Com o objetivo de garantir a defesa dos serviços públicos, o BE vai apresentar uma proposta para impedir privatizações e concessões a privados em sectores estratégicos. O objetivo é “impedir decisões danosas como a privatização da SATA - seja de 49 ou de 51% como os patrões já exigem –,ou a concessão do porto da Praia da Vitória a privados”, explicou o líder parlamentar do BE em conferência de imprensa.
O BE quer, assim, impedir que se repitam erros do passado: “Não podemos permitir que aconteça o que aconteceu com a EDA que constitui um monopólio natural num sector estratégico lucrativo que só no ano de 2018 distribuiu em dividendos cerca de 7 milhões de euros ao grupo Bensaúde, por via da composição acionista. Estes 7 milhões podiam ser lucro da Região, e podiam ser investidos nos serviços públicos”.
O BE vai propor ainda que empresas as privadas que façam concorrência ao sector público na área da Educação e da Saúde deixem de ter benefícios fiscais, e deixem de ter acesso a subsídios e apoios públicos, excepto se trouxerem para a Região mais-valias tecnológicas.
“A defesa dos direitos dos trabalhadores é uma das principais preocupações do Bloco de Esquerda”, assinalou António Lima, que anunciou que o BE vai propor que, em todos os concursos públicos com valor superior a um milhão de euros, quer sejam empreitadas, prestação de serviços ou fornecimento de bens só possam ser admitidas empresas com mais de 50% de trabalhadores efetivos.
“Esta proposta é um sinal de que este combate é para continuar e que, no que de nós depender, terá desenvolvimentos nos próximos anos, com metas mais ambiciosas”, salientou.
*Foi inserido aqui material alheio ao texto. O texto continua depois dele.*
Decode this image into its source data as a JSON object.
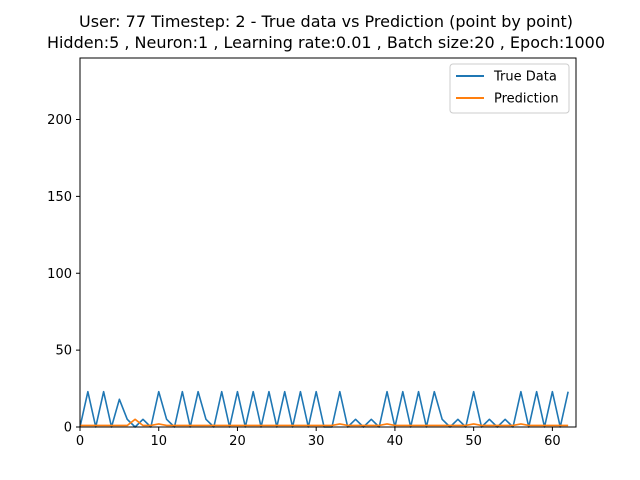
{
  "chart_data": {
    "type": "line",
    "title_lines": [
      "User: 77 Timestep: 2 - True data vs Prediction (point by point)",
      "Hidden:5 , Neuron:1 , Learning rate:0.01 , Batch size:20 , Epoch:1000"
    ],
    "xlabel": "",
    "ylabel": "",
    "xlim": [
      0,
      63
    ],
    "ylim": [
      0,
      240
    ],
    "xticks": [
      0,
      10,
      20,
      30,
      40,
      50,
      60
    ],
    "yticks": [
      0,
      50,
      100,
      150,
      200
    ],
    "grid": false,
    "legend_position": "top-right",
    "series": [
      {
        "name": "True Data",
        "color": "#1f77b4",
        "x": [
          0,
          1,
          2,
          3,
          4,
          5,
          6,
          7,
          8,
          9,
          10,
          11,
          12,
          13,
          14,
          15,
          16,
          17,
          18,
          19,
          20,
          21,
          22,
          23,
          24,
          25,
          26,
          27,
          28,
          29,
          30,
          31,
          32,
          33,
          34,
          35,
          36,
          37,
          38,
          39,
          40,
          41,
          42,
          43,
          44,
          45,
          46,
          47,
          48,
          49,
          50,
          51,
          52,
          53,
          54,
          55,
          56,
          57,
          58,
          59,
          60,
          61,
          62
        ],
        "values": [
          0,
          23,
          0,
          23,
          0,
          18,
          5,
          0,
          5,
          0,
          23,
          5,
          0,
          23,
          0,
          23,
          5,
          0,
          23,
          0,
          23,
          0,
          23,
          0,
          23,
          0,
          23,
          0,
          23,
          0,
          23,
          0,
          0,
          23,
          0,
          5,
          0,
          5,
          0,
          23,
          0,
          23,
          0,
          23,
          0,
          23,
          5,
          0,
          5,
          0,
          23,
          0,
          5,
          0,
          5,
          0,
          23,
          0,
          23,
          0,
          23,
          0,
          23
        ]
      },
      {
        "name": "Prediction",
        "color": "#ff7f0e",
        "x": [
          0,
          1,
          2,
          3,
          4,
          5,
          6,
          7,
          8,
          9,
          10,
          11,
          12,
          13,
          14,
          15,
          16,
          17,
          18,
          19,
          20,
          21,
          22,
          23,
          24,
          25,
          26,
          27,
          28,
          29,
          30,
          31,
          32,
          33,
          34,
          35,
          36,
          37,
          38,
          39,
          40,
          41,
          42,
          43,
          44,
          45,
          46,
          47,
          48,
          49,
          50,
          51,
          52,
          53,
          54,
          55,
          56,
          57,
          58,
          59,
          60,
          61,
          62
        ],
        "values": [
          1,
          1,
          1,
          1,
          1,
          1,
          1,
          5,
          1,
          1,
          2,
          1,
          1,
          1,
          1,
          1,
          1,
          1,
          1,
          1,
          1,
          1,
          1,
          1,
          1,
          1,
          1,
          1,
          1,
          1,
          1,
          1,
          1,
          2,
          1,
          1,
          1,
          1,
          1,
          2,
          1,
          1,
          1,
          1,
          1,
          1,
          1,
          1,
          1,
          1,
          2,
          1,
          1,
          1,
          1,
          1,
          2,
          1,
          1,
          1,
          1,
          1,
          1
        ]
      }
    ]
  }
}
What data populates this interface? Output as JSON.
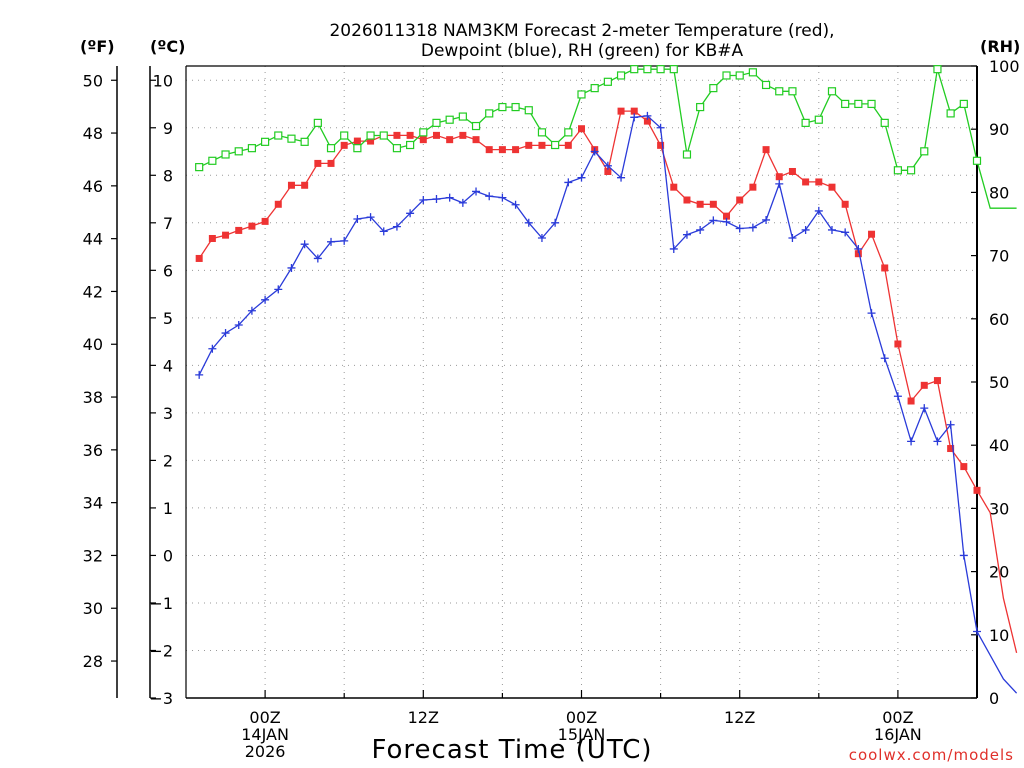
{
  "chart_data": {
    "type": "line",
    "title": "2026011318 NAM3KM Forecast 2-meter Temperature (red),",
    "subtitle": "Dewpoint (blue), RH (green) for KB#A",
    "xlabel": "Forecast Time (UTC)",
    "unit_labels": {
      "f": "(ºF)",
      "c": "(ºC)",
      "rh": "(RH)"
    },
    "credit": "coolwx.com/models",
    "x_hours": [
      19,
      20,
      21,
      22,
      23,
      24,
      25,
      26,
      27,
      28,
      29,
      30,
      31,
      32,
      33,
      34,
      35,
      36,
      37,
      38,
      39,
      40,
      41,
      42,
      43,
      44,
      45,
      46,
      47,
      48,
      49,
      50,
      51,
      52,
      53,
      54,
      55,
      56,
      57,
      58,
      59,
      60,
      61,
      62,
      63,
      64,
      65,
      66,
      67,
      68,
      69,
      70,
      71,
      72,
      73,
      74,
      75,
      76,
      77,
      78,
      79,
      80,
      81
    ],
    "xlim": [
      18,
      78
    ],
    "x_ticks": [
      {
        "hour": 24,
        "labels": [
          "00Z",
          "14JAN",
          "2026"
        ]
      },
      {
        "hour": 36,
        "labels": [
          "12Z"
        ]
      },
      {
        "hour": 48,
        "labels": [
          "00Z",
          "15JAN"
        ]
      },
      {
        "hour": 60,
        "labels": [
          "12Z"
        ]
      },
      {
        "hour": 72,
        "labels": [
          "00Z",
          "16JAN"
        ]
      }
    ],
    "left_c_axis": {
      "range": [
        -3,
        10.3
      ],
      "ticks": [
        "-3",
        "-2",
        "-1",
        "0",
        "1",
        "2",
        "3",
        "4",
        "5",
        "6",
        "7",
        "8",
        "9",
        "10"
      ]
    },
    "left_f_axis": {
      "range": [
        26.6,
        50.54
      ],
      "ticks": [
        "28",
        "30",
        "32",
        "34",
        "36",
        "38",
        "40",
        "42",
        "44",
        "46",
        "48",
        "50"
      ]
    },
    "right_rh_axis": {
      "range": [
        0,
        100
      ],
      "ticks": [
        "0",
        "10",
        "20",
        "30",
        "40",
        "50",
        "60",
        "70",
        "80",
        "90",
        "100"
      ]
    },
    "series": [
      {
        "name": "Temperature",
        "units": "C",
        "color": "#ee3333",
        "marker": "filled-square",
        "values": [
          6.25,
          6.67,
          6.74,
          6.84,
          6.93,
          7.03,
          7.39,
          7.79,
          7.79,
          8.25,
          8.25,
          8.63,
          8.72,
          8.72,
          8.84,
          8.84,
          8.84,
          8.75,
          8.84,
          8.75,
          8.84,
          8.75,
          8.54,
          8.54,
          8.54,
          8.63,
          8.63,
          8.63,
          8.63,
          8.98,
          8.54,
          8.08,
          9.35,
          9.35,
          9.14,
          8.63,
          7.75,
          7.48,
          7.39,
          7.39,
          7.14,
          7.48,
          7.75,
          8.54,
          7.97,
          8.08,
          7.86,
          7.86,
          7.75,
          7.39,
          6.35,
          6.76,
          6.05,
          4.45,
          3.25,
          3.58,
          3.68,
          2.25,
          1.87,
          1.37,
          0.9,
          -0.9,
          -2.05
        ]
      },
      {
        "name": "Dewpoint",
        "units": "C",
        "color": "#2a3bd9",
        "marker": "plus",
        "values": [
          3.8,
          4.35,
          4.68,
          4.85,
          5.15,
          5.38,
          5.6,
          6.05,
          6.55,
          6.25,
          6.6,
          6.62,
          7.08,
          7.12,
          6.82,
          6.92,
          7.2,
          7.48,
          7.5,
          7.53,
          7.42,
          7.66,
          7.56,
          7.53,
          7.38,
          7.0,
          6.68,
          7.0,
          7.85,
          7.95,
          8.5,
          8.2,
          7.95,
          9.22,
          9.25,
          9.0,
          6.45,
          6.75,
          6.85,
          7.05,
          7.02,
          6.88,
          6.9,
          7.06,
          7.82,
          6.68,
          6.85,
          7.25,
          6.85,
          6.8,
          6.45,
          5.1,
          4.15,
          3.35,
          2.4,
          3.1,
          2.4,
          2.75,
          0.0,
          -1.6,
          -2.1,
          -2.6,
          -2.9
        ]
      },
      {
        "name": "RH",
        "units": "%",
        "color": "#22cc22",
        "marker": "open-square",
        "values": [
          84,
          85,
          86,
          86.5,
          87,
          88,
          89,
          88.5,
          88,
          91,
          87,
          89,
          87,
          89,
          89,
          87,
          87.5,
          89.5,
          91,
          91.5,
          92,
          90.5,
          92.5,
          93.5,
          93.5,
          93,
          89.5,
          87.5,
          89.5,
          95.5,
          96.5,
          97.5,
          98.5,
          99.5,
          99.5,
          99.5,
          99.5,
          86,
          93.5,
          96.5,
          98.5,
          98.5,
          99,
          97,
          96,
          96,
          91,
          91.5,
          96,
          94,
          94,
          94,
          91,
          83.5,
          83.5,
          86.5,
          99.5,
          92.5,
          94,
          85,
          77.5,
          77.5,
          77.5
        ]
      }
    ]
  }
}
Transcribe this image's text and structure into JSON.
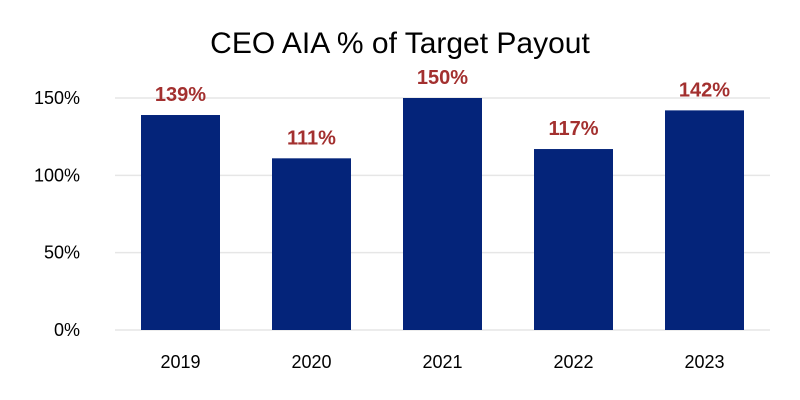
{
  "chart_data": {
    "type": "bar",
    "title": "CEO AIA % of Target Payout",
    "xlabel": "",
    "ylabel": "",
    "categories": [
      "2019",
      "2020",
      "2021",
      "2022",
      "2023"
    ],
    "values": [
      139,
      111,
      150,
      117,
      142
    ],
    "data_labels": [
      "139%",
      "111%",
      "150%",
      "117%",
      "142%"
    ],
    "ylim": [
      0,
      150
    ],
    "yticks": [
      0,
      50,
      100,
      150
    ],
    "ytick_labels": [
      "0%",
      "50%",
      "100%",
      "150%"
    ],
    "grid": true,
    "legend": "none",
    "colors": {
      "bar": "#04247a",
      "data_label": "#a3302f",
      "grid": "#e6e6e6"
    }
  }
}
No que diz respeito ao combate à precariedade e defesa dos direitos dos trabalhadores, o BE vai propor ainda a contabilização de todo o tempo de serviço dos professores, a integração definitiva de todos os professores com mais de três anos de contrato a prazo, e uma alteração ao Fundopesca para impedir que os pescadores percam o acesso a esta compensação salarial por incumprimento de responsabilidade dos armadores.
“No que respeita ao combate à precariedade, está na hora do governo passar das palavras aos atos e de dar sinais de que quer de facto proteger quem trabalha”, disse António Lima.
Com vista a aumentar o poder de compra e reforçar os apoios sociais o BE vai propor a diminuição do IRS para as famílias até ao 4º escalão de rendimentos, o aumento do complemento regional de pensão em 15 euros, o aumento da remuneração complementar em 10% e a gratuitidade de frequência de creche para todas as crianças cujos agregados tenham rendimentos até ao 4º escalão do IRS.
“Como se provou no país, e é corroborado pelo PS nacional, mas também pelo Governo regional e pelo Partido Socialista dos Açores, a reposição de direitos e salários teve como consequência o revigorar da economia através de um dos seus fatores: o mercado interno. Não se percebe pois como o PS nos Açores não aplica aquilo que diz defender para o país”, lamentou o coordenador do Bloco de Esquerda Açores.